SQL Statement
Create one or more DataFrame(s) based on provided SQL queries to run against one or more input DataFrame(s).
Parameters
Parameter | Meaning | Required |
---|---|---|
DataFrame(s) | Input DataFrame(s) | True |
SQL Queries | SQL Query for each output tab | True |
Example
info
Number of inputs and outputs can be changed as needed by clicking the +
button on the respective tab.
Generated Code
- Python
- Scala
def SQLStatement(spark: SparkSession, orders: DataFrame, customers: DataFrame) -> (DataFrame, DataFrame):
orders.createOrReplaceTempView("orders")
customers.createOrReplaceTempView("customers")
df1 = spark.sql("select * from orders inner join customers on orders.customer_id = customers.customer_id")

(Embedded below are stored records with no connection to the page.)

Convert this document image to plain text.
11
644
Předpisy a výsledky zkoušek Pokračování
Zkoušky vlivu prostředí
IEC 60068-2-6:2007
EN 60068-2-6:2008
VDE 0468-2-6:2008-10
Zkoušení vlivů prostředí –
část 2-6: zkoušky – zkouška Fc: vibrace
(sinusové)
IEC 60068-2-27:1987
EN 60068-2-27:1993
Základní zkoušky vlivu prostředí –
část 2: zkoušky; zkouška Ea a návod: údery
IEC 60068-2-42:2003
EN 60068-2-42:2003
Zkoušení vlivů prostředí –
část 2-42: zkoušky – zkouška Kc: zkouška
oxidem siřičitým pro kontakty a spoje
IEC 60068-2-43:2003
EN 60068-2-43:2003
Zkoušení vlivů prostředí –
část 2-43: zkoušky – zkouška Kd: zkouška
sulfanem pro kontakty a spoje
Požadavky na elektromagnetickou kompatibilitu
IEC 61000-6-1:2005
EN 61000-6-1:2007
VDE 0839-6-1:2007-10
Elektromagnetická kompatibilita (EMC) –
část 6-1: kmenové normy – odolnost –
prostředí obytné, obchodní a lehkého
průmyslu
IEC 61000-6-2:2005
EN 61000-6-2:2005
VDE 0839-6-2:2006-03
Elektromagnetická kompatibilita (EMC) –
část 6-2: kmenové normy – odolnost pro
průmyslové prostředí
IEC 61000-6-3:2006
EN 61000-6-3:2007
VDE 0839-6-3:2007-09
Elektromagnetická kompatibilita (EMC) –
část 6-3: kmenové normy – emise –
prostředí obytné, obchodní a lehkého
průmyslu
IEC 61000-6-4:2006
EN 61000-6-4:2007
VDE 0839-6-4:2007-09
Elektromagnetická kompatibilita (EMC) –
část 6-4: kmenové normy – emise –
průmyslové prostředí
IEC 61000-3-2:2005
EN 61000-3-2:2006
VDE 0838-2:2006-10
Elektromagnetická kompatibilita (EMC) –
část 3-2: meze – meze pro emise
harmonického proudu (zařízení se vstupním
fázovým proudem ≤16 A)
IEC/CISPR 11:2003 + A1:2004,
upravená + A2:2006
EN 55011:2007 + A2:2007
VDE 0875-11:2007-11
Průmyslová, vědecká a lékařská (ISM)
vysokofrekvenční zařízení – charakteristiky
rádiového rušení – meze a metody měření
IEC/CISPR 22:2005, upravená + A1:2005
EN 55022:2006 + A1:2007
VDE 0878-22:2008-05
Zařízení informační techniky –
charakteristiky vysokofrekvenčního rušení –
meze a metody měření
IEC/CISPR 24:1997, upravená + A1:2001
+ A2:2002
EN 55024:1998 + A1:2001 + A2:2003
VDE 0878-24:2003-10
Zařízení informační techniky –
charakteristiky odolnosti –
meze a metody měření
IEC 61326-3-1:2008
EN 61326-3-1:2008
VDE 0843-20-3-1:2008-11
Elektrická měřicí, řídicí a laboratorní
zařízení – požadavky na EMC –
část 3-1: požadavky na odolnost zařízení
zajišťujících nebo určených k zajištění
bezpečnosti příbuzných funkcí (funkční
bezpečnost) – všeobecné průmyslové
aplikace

df2 = spark.sql("select distinct customer_id from orders")
return df1, df2
object SQLStatement {
def apply(
spark: SparkSession,
orders: DataFrame,
customers: DataFrame
): (DataFrame, DataFrame) = {
orders.createOrReplaceTempView("orders")
customers.createOrReplaceTempView("customers")
(
spark.sql(
"""select * from orders inner join customers on orders.customer_id = customers.customer_id"""
),
spark.sql(
"""select distinct customer_id from orders"""
)
)
}
}